Hi @suenalaba , I opened #750 to address the issue you are encountering. Feel free to pull the changes to unblock your development. On a separate note, I had a discussion with @sfc-gh-gfrere on SNOW-704114. We concluded it's better to implement DataFrame.summary() to display the percentiles instead of modifying the exsiting DataFrame.describe() to avoid unexpected behavior change. Similar to DataFrame.describe, DataFrame.summary should display the count, mean, stddev, min, max and approximate quartiles for the specified list of columns. Sorry for the change of requirements, would you like to address this new feature request?
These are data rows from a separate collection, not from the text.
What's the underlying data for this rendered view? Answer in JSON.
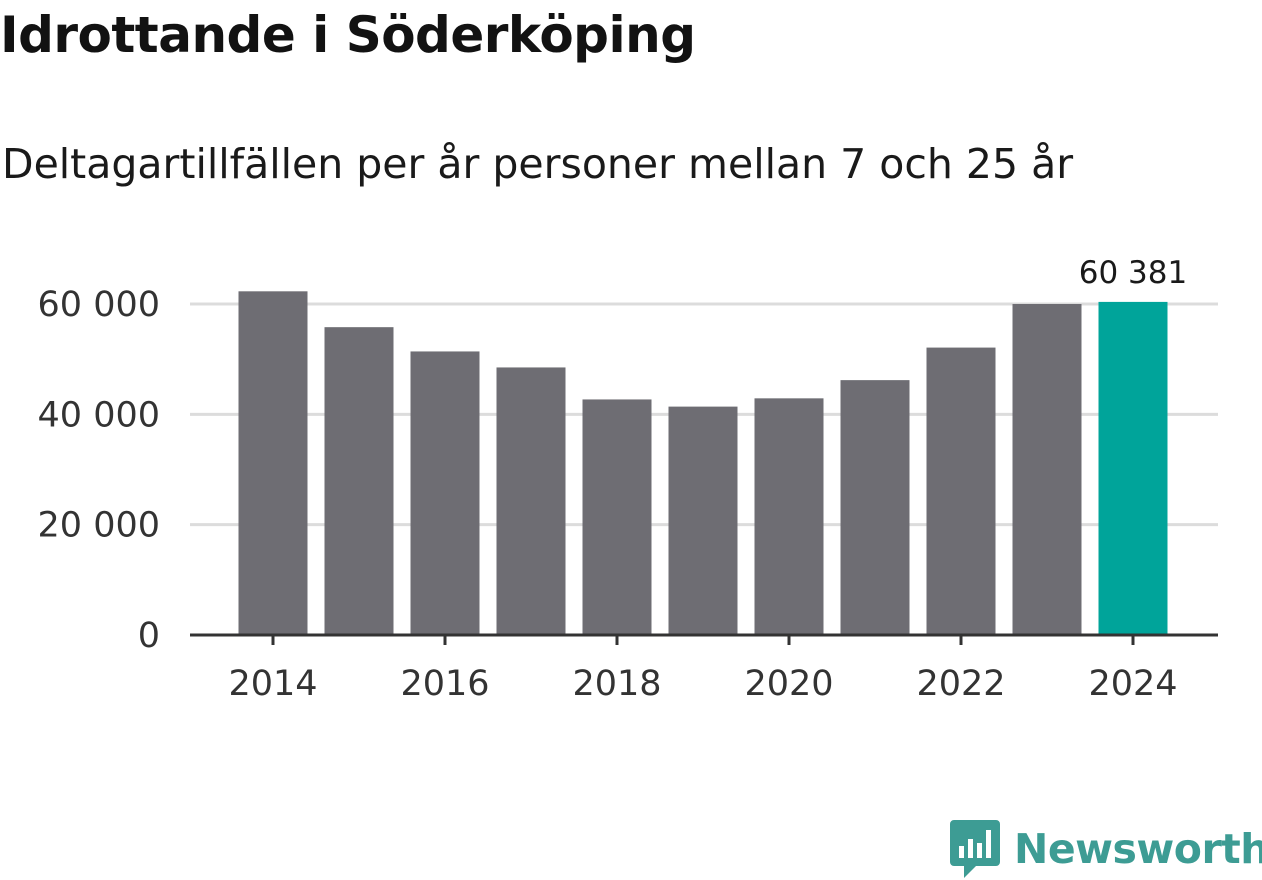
{
  "title": "Idrottande i Söderköping",
  "subtitle": "Deltagartillfällen per år personer mellan 7 och 25 år",
  "brand": {
    "name": "Newsworthy",
    "icon": "newsworthy-bar-chart-logo-icon",
    "color": "#3d9c94"
  },
  "colors": {
    "bar": "#6e6d73",
    "highlight": "#00a49a",
    "grid": "#dcdcdc",
    "axis": "#333333"
  },
  "chart_data": {
    "type": "bar",
    "title": "Idrottande i Söderköping",
    "subtitle": "Deltagartillfällen per år personer mellan 7 och 25 år",
    "categories": [
      "2014",
      "2015",
      "2016",
      "2017",
      "2018",
      "2019",
      "2020",
      "2021",
      "2022",
      "2023",
      "2024"
    ],
    "values": [
      62300,
      55800,
      51400,
      48500,
      42700,
      41400,
      42900,
      46200,
      52100,
      60000,
      60381
    ],
    "highlight_index": 10,
    "data_labels": [
      {
        "index": 10,
        "text": "60 381"
      }
    ],
    "x_tick_labels": [
      "2014",
      "2016",
      "2018",
      "2020",
      "2022",
      "2024"
    ],
    "y_ticks": [
      0,
      20000,
      40000,
      60000
    ],
    "y_tick_labels": [
      "0",
      "20 000",
      "40 000",
      "60 000"
    ],
    "ylim": [
      0,
      60381
    ],
    "xlabel": "",
    "ylabel": "",
    "grid": true,
    "legend": "none"
  }
}
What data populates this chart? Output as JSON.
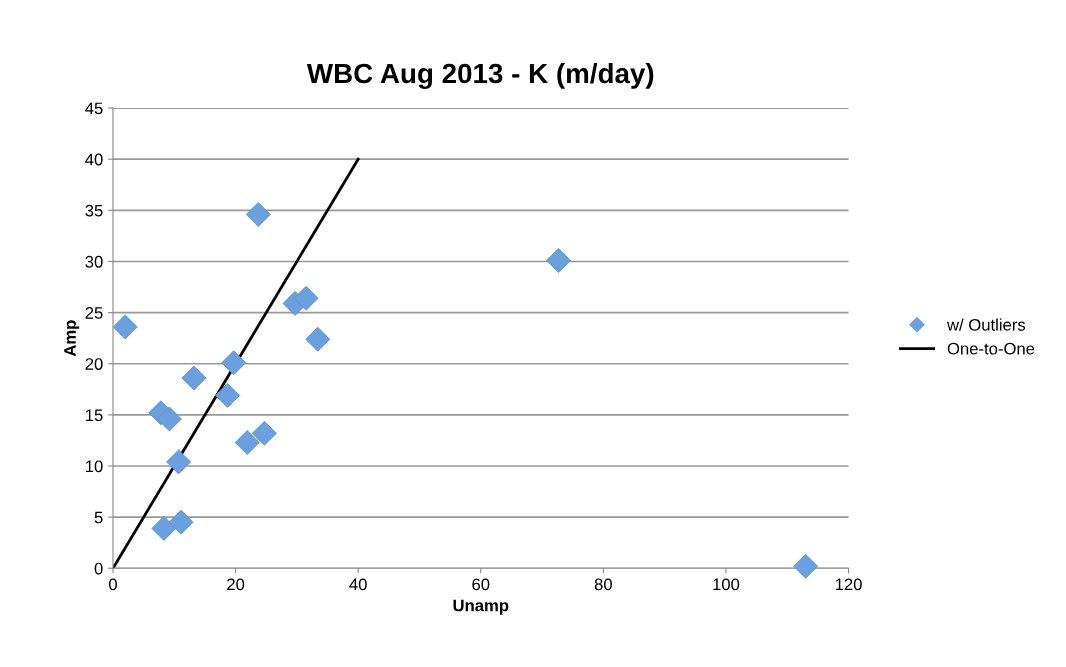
{
  "chart_data": {
    "type": "scatter",
    "title": "WBC Aug 2013 - K (m/day)",
    "xlabel": "Unamp",
    "ylabel": "Amp",
    "xlim": [
      0,
      120
    ],
    "xticks": [
      0,
      20,
      40,
      60,
      80,
      100,
      120
    ],
    "ylim": [
      0,
      45
    ],
    "yticks": [
      0,
      5,
      10,
      15,
      20,
      25,
      30,
      35,
      40,
      45
    ],
    "grid": "y",
    "legend": "right",
    "series": [
      {
        "name": "w/ Outliers",
        "marker": "diamond",
        "color": "#6a9fe0",
        "x": [
          2.0,
          23.7,
          29.7,
          31.5,
          33.4,
          19.7,
          13.2,
          18.7,
          7.8,
          9.2,
          24.7,
          21.9,
          10.7,
          8.3,
          11.1,
          72.7,
          113.0
        ],
        "values": [
          23.6,
          34.6,
          25.9,
          26.4,
          22.4,
          20.1,
          18.6,
          16.9,
          15.2,
          14.6,
          13.2,
          12.3,
          10.4,
          3.9,
          4.5,
          30.1,
          0.2
        ]
      },
      {
        "name": "One-to-One",
        "type": "line",
        "marker": "none",
        "color": "#000000",
        "x": [
          0,
          40
        ],
        "values": [
          0,
          40
        ]
      }
    ]
  }
}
Please don't hesitate if you have any questions.
Hello @sfc-gh-stan, I've pulled the changes in #750 and it now allows me to run the integration tests, thanks for that!
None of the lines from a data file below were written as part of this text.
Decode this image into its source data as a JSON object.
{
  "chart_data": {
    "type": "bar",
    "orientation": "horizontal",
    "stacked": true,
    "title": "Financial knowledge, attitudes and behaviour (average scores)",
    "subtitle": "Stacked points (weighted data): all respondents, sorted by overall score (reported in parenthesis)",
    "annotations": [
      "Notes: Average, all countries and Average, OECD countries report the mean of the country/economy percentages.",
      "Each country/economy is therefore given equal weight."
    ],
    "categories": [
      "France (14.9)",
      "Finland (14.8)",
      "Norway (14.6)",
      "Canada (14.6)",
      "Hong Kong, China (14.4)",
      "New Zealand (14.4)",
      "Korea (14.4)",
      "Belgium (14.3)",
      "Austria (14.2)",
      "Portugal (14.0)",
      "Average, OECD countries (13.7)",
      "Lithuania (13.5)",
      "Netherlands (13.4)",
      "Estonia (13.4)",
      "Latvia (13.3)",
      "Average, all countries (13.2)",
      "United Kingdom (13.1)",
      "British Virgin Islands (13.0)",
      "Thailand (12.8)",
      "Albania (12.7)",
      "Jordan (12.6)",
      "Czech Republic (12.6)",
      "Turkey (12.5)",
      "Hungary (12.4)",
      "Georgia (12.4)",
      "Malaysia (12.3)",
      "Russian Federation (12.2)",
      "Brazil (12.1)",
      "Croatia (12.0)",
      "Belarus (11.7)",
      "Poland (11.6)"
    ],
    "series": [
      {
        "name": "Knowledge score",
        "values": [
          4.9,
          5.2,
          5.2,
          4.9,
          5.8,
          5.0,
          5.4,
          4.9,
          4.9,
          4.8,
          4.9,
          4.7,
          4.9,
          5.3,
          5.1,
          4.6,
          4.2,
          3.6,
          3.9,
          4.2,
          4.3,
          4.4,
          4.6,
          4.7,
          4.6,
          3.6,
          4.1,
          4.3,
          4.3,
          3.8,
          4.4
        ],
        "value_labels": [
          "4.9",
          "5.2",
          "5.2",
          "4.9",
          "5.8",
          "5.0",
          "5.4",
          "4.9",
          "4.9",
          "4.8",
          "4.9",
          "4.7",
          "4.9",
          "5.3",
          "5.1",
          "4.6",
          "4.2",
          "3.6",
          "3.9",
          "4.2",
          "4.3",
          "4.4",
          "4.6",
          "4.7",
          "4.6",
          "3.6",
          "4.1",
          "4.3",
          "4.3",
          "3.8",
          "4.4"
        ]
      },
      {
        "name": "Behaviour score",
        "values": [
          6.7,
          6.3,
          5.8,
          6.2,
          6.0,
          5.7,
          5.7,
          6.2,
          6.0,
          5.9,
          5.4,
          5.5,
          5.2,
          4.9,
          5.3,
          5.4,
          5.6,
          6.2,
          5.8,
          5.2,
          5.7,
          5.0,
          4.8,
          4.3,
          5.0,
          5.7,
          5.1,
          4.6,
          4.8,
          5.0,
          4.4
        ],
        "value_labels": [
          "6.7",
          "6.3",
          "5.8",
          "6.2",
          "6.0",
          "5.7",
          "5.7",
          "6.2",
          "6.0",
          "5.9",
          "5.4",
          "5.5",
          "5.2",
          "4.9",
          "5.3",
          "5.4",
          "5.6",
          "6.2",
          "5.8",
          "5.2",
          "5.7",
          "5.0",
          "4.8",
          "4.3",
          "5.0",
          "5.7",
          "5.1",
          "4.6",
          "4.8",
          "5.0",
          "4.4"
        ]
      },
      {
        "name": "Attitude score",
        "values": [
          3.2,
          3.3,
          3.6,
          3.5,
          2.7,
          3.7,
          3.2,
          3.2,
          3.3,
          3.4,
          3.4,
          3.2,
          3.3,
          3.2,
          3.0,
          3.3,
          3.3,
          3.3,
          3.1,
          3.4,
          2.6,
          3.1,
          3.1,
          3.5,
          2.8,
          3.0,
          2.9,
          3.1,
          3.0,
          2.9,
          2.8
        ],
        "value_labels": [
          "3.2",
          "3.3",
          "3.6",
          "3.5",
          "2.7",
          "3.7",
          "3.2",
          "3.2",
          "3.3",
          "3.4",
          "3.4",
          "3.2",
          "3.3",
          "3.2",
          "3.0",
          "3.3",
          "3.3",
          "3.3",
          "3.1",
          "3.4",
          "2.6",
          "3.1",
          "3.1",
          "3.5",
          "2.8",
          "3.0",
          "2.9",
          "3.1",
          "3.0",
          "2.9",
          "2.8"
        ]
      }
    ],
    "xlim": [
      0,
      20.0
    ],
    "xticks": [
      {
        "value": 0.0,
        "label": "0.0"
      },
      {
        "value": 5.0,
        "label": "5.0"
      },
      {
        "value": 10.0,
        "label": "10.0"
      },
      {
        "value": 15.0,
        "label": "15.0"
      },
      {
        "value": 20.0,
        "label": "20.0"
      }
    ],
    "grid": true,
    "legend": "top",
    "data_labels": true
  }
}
I am unable to see the discussion on SNOW-704114 as I do not have access, but I can understand the rationale you mentioned on the unexpected behavior change.
I've created a new df.summary() function as per what I understand from your description and I've addressed the issue of failing integration tests that you mentioned about earlier as well.
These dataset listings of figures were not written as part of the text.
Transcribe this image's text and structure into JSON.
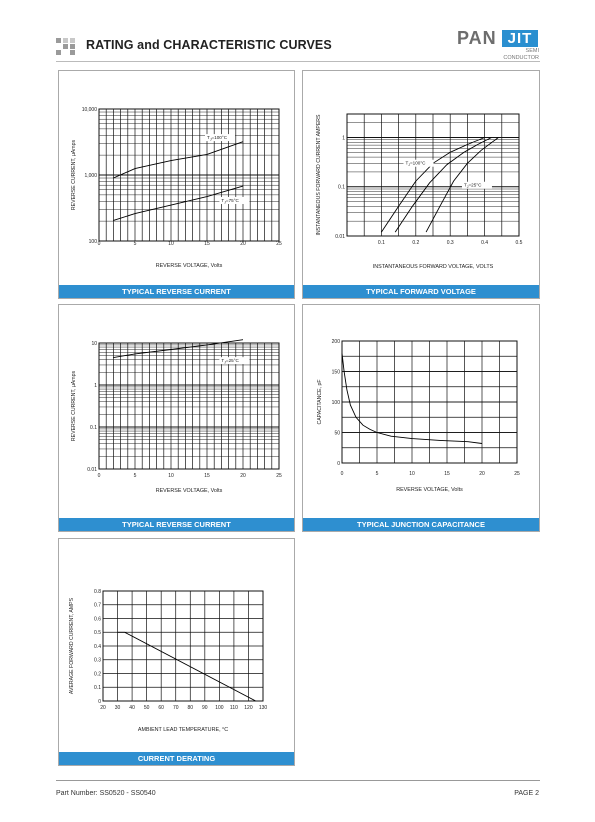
{
  "header": {
    "title": "RATING and CHARACTERISTIC CURVES",
    "logo_pan": "PAN",
    "logo_jit": "JIT",
    "logo_semi": "SEMI",
    "logo_conductor": "CONDUCTOR"
  },
  "footer": {
    "part_number": "Part Number: SS0520 - SS0540",
    "page": "PAGE  2"
  },
  "chart_data": [
    {
      "id": "reverse1",
      "type": "line",
      "caption": "TYPICAL REVERSE CURRENT",
      "xlabel": "REVERSE VOLTAGE, Volts",
      "ylabel": "REVERSE CURRENT, μAmps",
      "x_scale": "linear",
      "y_scale": "log",
      "xlim": [
        0,
        25
      ],
      "ylim": [
        100,
        10000
      ],
      "x_ticks": [
        0,
        5,
        10,
        15,
        20,
        25
      ],
      "y_ticks": [
        100,
        1000,
        10000
      ],
      "y_tick_labels": [
        "100",
        "1,000",
        "10,000"
      ],
      "series": [
        {
          "name": "TJ=100°C",
          "x": [
            2,
            5,
            10,
            15,
            20
          ],
          "y": [
            900,
            1250,
            1650,
            2050,
            3200
          ]
        },
        {
          "name": "TJ=75°C",
          "x": [
            2,
            5,
            10,
            15,
            20
          ],
          "y": [
            205,
            260,
            350,
            470,
            680
          ]
        }
      ],
      "annotations": [
        {
          "text": "TJ=100°C",
          "x": 15,
          "y": 3500
        },
        {
          "text": "TJ=75°C",
          "x": 17,
          "y": 390
        }
      ]
    },
    {
      "id": "forward",
      "type": "line",
      "caption": "TYPICAL FORWARD VOLTAGE",
      "xlabel": "INSTANTANEOUS FORWARD VOLTAGE, VOLTS",
      "ylabel": "INSTANTANEOUS FORWARD CURRENT AMPERS",
      "x_scale": "linear",
      "y_scale": "log",
      "xlim": [
        0,
        0.5
      ],
      "ylim": [
        0.01,
        3
      ],
      "x_ticks": [
        0.1,
        0.2,
        0.3,
        0.4,
        0.5
      ],
      "x_tick_labels": [
        "0.1",
        "0.2",
        "0.3",
        "0.4",
        "0.5"
      ],
      "y_ticks": [
        0.01,
        0.1,
        1
      ],
      "y_tick_labels": [
        "0.01",
        "0.1",
        "1"
      ],
      "series": [
        {
          "name": "TJ=100°C",
          "x": [
            0.1,
            0.15,
            0.2,
            0.25,
            0.3,
            0.35,
            0.4
          ],
          "y": [
            0.012,
            0.04,
            0.13,
            0.3,
            0.5,
            0.72,
            1.0
          ]
        },
        {
          "name": "",
          "x": [
            0.14,
            0.19,
            0.24,
            0.29,
            0.34,
            0.38,
            0.42
          ],
          "y": [
            0.012,
            0.04,
            0.12,
            0.28,
            0.5,
            0.72,
            1.0
          ]
        },
        {
          "name": "TJ=25°C",
          "x": [
            0.23,
            0.27,
            0.31,
            0.35,
            0.39,
            0.44
          ],
          "y": [
            0.012,
            0.04,
            0.13,
            0.3,
            0.55,
            1.0
          ]
        }
      ],
      "annotations": [
        {
          "text": "TJ=100°C",
          "x": 0.17,
          "y": 0.28
        },
        {
          "text": "TJ=25°C",
          "x": 0.34,
          "y": 0.1
        }
      ]
    },
    {
      "id": "reverse2",
      "type": "line",
      "caption": "TYPICAL REVERSE CURRENT",
      "xlabel": "REVERSE VOLTAGE, Volts",
      "ylabel": "REVERSE CURRENT, μAmps",
      "x_scale": "linear",
      "y_scale": "log",
      "xlim": [
        0,
        25
      ],
      "ylim": [
        0.01,
        10
      ],
      "x_ticks": [
        0,
        5,
        10,
        15,
        20,
        25
      ],
      "y_ticks": [
        0.01,
        0.1,
        1,
        10
      ],
      "y_tick_labels": [
        "0.01",
        "0.1",
        "1",
        "10"
      ],
      "series": [
        {
          "name": "TJ=25°C",
          "x": [
            2,
            5,
            10,
            15,
            20
          ],
          "y": [
            4.5,
            5.5,
            7.0,
            9.0,
            12.0
          ]
        }
      ],
      "annotations": [
        {
          "text": "TJ=25°C",
          "x": 17,
          "y": 3.5
        }
      ]
    },
    {
      "id": "capacitance",
      "type": "line",
      "caption": "TYPICAL JUNCTION CAPACITANCE",
      "xlabel": "REVERSE VOLTAGE, Volts",
      "ylabel": "CAPACITANCE, pF",
      "x_scale": "linear",
      "y_scale": "linear",
      "xlim": [
        0,
        25
      ],
      "ylim": [
        0,
        200
      ],
      "x_ticks": [
        0,
        5,
        10,
        15,
        20,
        25
      ],
      "y_ticks": [
        0,
        50,
        100,
        150,
        200
      ],
      "series": [
        {
          "name": "",
          "x": [
            0,
            0.3,
            0.7,
            1.2,
            2,
            3,
            4,
            5,
            7,
            10,
            14,
            18,
            20
          ],
          "y": [
            180,
            150,
            120,
            95,
            75,
            62,
            55,
            50,
            44,
            40,
            37,
            35,
            32
          ]
        }
      ]
    },
    {
      "id": "derating",
      "type": "line",
      "caption": "CURRENT DERATING",
      "xlabel": "AMBIENT LEAD TEMPERATURE, °C",
      "ylabel": "AVERAGE FORWARD CURRENT, AMPS",
      "x_scale": "linear",
      "y_scale": "linear",
      "xlim": [
        20,
        130
      ],
      "ylim": [
        0,
        0.8
      ],
      "x_ticks": [
        20,
        30,
        40,
        50,
        60,
        70,
        80,
        90,
        100,
        110,
        120,
        130
      ],
      "y_ticks": [
        0,
        0.1,
        0.2,
        0.3,
        0.4,
        0.5,
        0.6,
        0.7,
        0.8
      ],
      "y_tick_labels": [
        "0",
        "0.1",
        "0.2",
        "0.3",
        "0.4",
        "0.5",
        "0.6",
        "0.7",
        "0.8"
      ],
      "series": [
        {
          "name": "",
          "x": [
            30,
            35,
            125
          ],
          "y": [
            0.5,
            0.5,
            0.0
          ]
        }
      ]
    }
  ]
}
I've added those in my latest commits, kindly let me know if there are any ways I can improve on it!
Hi @suenalaba , thank you for addressing the new requirements! I meant to link #629 . Your changes look good to me, let's make it more concise by (1) using lambda and (2) extract and reuse the duplicate code between DataFrame.describe and DataFrame.summary.
Hey @sfc-gh-stan , thanks for your suggestion. I've cleaned it up a little and used lambda to make it more concise! Kindly let me know if this is good or if there any further changes needed.
Hi @suenalaba , I think some merge gates are failing because of the session parameter APPROX_PERCENTILE_EXACT_IF_POSSIBLE is set to True by default in some deployments, there is an ongoing parameter rollout. Could you please change the tests to accept both values here? Your code LGTM otherwise.
Hey, @sfc-gh-stan is there anywhere I can find more information on the APPROX_PERCENTILE_EXACT_IF_POSSIBLE parameter?
Hey, @sfc-gh-stan is there anywhere I can find more information on the
APPROX_PERCENTILE_EXACT_IF_POSSIBLEparameter?
I'm not sure if there's any public documentation, but you could flip the parameter on and off with alter session set APPROX_PERCENTILE_EXACT_IF_POSSIBLE = true/false.
@sfc-gh-stan the parameter allows APPROX_PERC to use the full population if we do not fill memory. This was an optimization since we unnecessarily used the sparse representation on input sizes that were small.
@sfc-gh-stan where exactly do you guys set this parameter? Is it in any test configuration files?
@sfc-gh-stan where exactly do you guys set this parameter? Is it in any test configuration files?
These are snowflake parameters. It is set from the server side. For client, these are set at runtime by issuing SQL commands like alter account/user/session <parameter> = <val>. In Snowpark Python, this would be session.sql("...").
The merge gates test failures are caused by different Snowflake servers having different default values for this parameter due to an ongoing parameter rollout. The value of this parameter affects the results approx_percentile. For now, I'm suggesting we change the tests to accept both results (when the parameter is true/false).
Please let me know if you have any other questions 🙂
@sfc-gh-stan hi sophie, sorry for the late revert. Apparently my free trial expired and Im having some issues setting up my payment on Snowflake. Is it possible for you to help make the above changes to close this issue?